Hello brethren, and Happy New Year!
It doesn’t take a high degree of biblical literacy to understand that God created us. Psalm 139 (verses 13-16 specifically) and many other passages of scripture teach us about God’s knowledge of – and love for – those not yet born. All bible-believing people can agree that life begins before a baby is born. Many of us even refer to the “sanctity of life.” If we claim that human life is sacred, we must be extremely clear and unapologetic about why we believe this to be so: because mankind, human beings, even those unborn, are made in the image of God. This is abundantly clear in Genesis 1:27. Our IMPACT students and I have had a couple of fun conversations in recent days about what this means and the implications thereof. Our middle school students do not completely understand it. I don’t completely understand it. Moses, King David, and Isaiah didn’t completely understand it. It seems to me that Adam and Eve, even before sin entered the picture, didn’t understand it either.
Though we do not, and probably can not, know exactly what it means to bear the image of God, we can know beyond a shadow of a doubt several implications of this crucial truth. One of those implications is a decidedly pro-life stance. The Church, across time, has always been a womb-to-tomb defender of the defenseless. Even under the persecution of the Roman Empire, we cared for orphans, not just our own, but orphans of our own Roman persecutors. It ought go without saying that we are a pro-life church. We choose to take part in decidedly pro-life denominational structures. I hope our church, and many others, will put our money where our mouth is and do whatever it takes to protect those in need, from the womb to their tomb!
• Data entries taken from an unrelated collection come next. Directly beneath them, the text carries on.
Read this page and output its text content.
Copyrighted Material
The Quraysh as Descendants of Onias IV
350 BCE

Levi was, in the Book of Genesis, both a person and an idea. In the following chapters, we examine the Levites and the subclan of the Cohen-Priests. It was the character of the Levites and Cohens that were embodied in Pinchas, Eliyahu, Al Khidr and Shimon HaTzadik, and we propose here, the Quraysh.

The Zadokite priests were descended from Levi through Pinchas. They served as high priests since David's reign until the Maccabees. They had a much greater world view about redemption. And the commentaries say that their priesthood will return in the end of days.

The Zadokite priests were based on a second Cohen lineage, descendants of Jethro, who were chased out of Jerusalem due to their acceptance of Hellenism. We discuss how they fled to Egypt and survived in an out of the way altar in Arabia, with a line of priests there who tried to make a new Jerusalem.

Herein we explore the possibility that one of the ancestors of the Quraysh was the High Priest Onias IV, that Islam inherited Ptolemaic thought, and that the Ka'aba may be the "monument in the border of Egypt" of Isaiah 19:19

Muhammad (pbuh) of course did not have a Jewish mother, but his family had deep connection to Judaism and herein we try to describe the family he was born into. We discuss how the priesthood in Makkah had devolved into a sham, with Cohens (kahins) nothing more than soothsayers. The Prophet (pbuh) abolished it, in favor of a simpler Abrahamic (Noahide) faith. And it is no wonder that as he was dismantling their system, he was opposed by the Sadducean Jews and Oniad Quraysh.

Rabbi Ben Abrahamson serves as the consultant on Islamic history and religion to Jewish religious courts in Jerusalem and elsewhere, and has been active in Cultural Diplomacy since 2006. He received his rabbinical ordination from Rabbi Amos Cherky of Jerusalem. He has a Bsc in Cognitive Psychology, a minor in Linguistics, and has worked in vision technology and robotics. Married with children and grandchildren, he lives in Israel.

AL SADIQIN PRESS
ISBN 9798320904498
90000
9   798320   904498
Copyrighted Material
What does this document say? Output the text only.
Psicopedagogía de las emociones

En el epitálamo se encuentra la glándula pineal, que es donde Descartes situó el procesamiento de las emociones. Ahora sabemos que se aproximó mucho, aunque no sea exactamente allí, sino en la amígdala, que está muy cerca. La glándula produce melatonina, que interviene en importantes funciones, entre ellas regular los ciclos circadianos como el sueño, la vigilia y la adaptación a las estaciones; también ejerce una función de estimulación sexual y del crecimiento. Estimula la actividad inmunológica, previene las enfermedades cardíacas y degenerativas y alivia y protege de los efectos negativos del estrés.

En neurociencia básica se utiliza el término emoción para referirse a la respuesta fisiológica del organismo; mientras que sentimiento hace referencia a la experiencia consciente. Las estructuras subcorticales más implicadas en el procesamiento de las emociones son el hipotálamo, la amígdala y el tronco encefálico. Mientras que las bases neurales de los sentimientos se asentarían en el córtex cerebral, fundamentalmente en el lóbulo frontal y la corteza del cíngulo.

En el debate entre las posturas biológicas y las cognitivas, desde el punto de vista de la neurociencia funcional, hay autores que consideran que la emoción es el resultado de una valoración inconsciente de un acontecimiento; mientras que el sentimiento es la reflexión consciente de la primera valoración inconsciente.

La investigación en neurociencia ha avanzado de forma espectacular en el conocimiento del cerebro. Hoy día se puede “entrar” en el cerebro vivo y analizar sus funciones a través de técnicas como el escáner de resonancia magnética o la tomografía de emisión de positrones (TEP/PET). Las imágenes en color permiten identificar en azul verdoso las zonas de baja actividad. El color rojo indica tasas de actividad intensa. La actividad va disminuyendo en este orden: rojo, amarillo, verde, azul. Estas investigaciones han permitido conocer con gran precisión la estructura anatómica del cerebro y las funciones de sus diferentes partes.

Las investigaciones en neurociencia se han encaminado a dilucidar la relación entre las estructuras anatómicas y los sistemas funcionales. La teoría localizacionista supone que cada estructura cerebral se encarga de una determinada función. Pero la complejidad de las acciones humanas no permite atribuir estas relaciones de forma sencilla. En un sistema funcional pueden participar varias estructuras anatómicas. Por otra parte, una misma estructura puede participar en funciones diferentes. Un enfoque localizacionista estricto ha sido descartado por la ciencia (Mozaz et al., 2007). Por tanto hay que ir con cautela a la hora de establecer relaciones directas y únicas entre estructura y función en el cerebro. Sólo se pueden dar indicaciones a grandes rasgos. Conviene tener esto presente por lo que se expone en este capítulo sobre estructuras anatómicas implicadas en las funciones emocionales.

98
Obviously there are many applications of being pro-life. Indeed, I believe that there are many end-of-life applications to this biblical world view that tend to get over looked. I would very much like to discuss some of these at another time, but in this article, I’d like to look at one particular pro-life application. If we may, let’s narrow our focus to the issues of aborting pregnancies. I would submit that abortion is a great scourge across our society and a great moral stain on our country. A stain for which, we will be held to account one day. I believe abortion is sinful, destructive to those committing the sin, lamentable, and though its presence might anger us, it should all the more sadden us and break our hearts.
Politically, I am no fan of out-lawing sin. I think it’s a fool’s errand to attempt to legislate my version of morality. It’s plain ol’ legalism, and it breeds a Puritanism that falls far short of changing hearts and lives. I’ve said before – from our pulpit – and I’ll say again that my goal is not to make abortion illegal, rather, my goal is to make abortion obsolete. When the love of Jesus, and the great good news of salvation in Him change people’s souls, I’m quite frankly indifferent about what laws allow them to do. That being said, I will always support legal efforts to reduce abortion in hopes of seeing it end one day. I’m sure many of you have by now heard about the new law of Texas regarding pregnancy termination. As many of you well know, I’m a consummate skeptic, and I’m more convinced that the law is a political ploy than it is a good-faith attempt to save lives. R. Albert Mohler, Jr. says it is “awkwardly worded”, and I’m very curious how the enforcement mechanism will stand the test of legal review. However, I commend Texans for making such a bold attempt to protect life!
The Supreme Court’s decision regarding Roe vs. Wade in 1973 and 1992’s Planned Parenthood vs. Casey decision are not infallible. I believe strongly that both are subject to review and could very well be over turned one day, however, assuming the so-called “Roe/Casey legal framework”, I think it’s possible for bible-believing people to affect change that will protect the lives of babies. In various evangelical circles, including within the Southern Baptist Convention, there is an ongoing discussion whether it’s better to be abolitionist or incrementalist in our thinking [please ask me about how this played out at the Convention meeting in Tennessee I attended in June!]. I would humbly submit to you that any effort, great or small, to hem in abortion is good. If any baby is saved, it’s worth the effort. Given the horrors taking place in so many states, it would be wise to quickly identify areas of public support and incrementally reign in the availability of abortion (which methods are allowed, how far along can women abort for any reason, which reasons are disallowed from the start, what happens with fetal tissues post-abortion, etc.) and cease granting incentives to providors.
I would like to commend to you the Ethics & Religious Liberty Commission of the Southern Baptist Convention. They have done much good work in this realm of public policy. We ought be proud of their efforts to proactively allow Christian ethics to flourish in this country, and they have a high commitment to biblical fidelity! In our own back yard, The Pregnancy Network in Greensboro and Winston-Salem is a Christ-centered non-profit organization providing free medical care to women, and actively working to give ladies alternative choices to abortion. I hope that in the months ahead, we’ll have more opportunities to partner alongside this wonderful organization. It will certainly give us a chance to walk the talk of being pro-life. From providing adoption avenues, to mentoring young mothers during and after pregnancy, to discipling parents and children, may God’s Church stand up and protect the pre-born, and those already born, regardless of age! We do this, because we bear His image, and they do too!
Rescue the perishing, duty demands it; strength for thy labor the Lord will provide;
back to the narrow way, patiently win them, tell the poor wand’rer a Savior has died!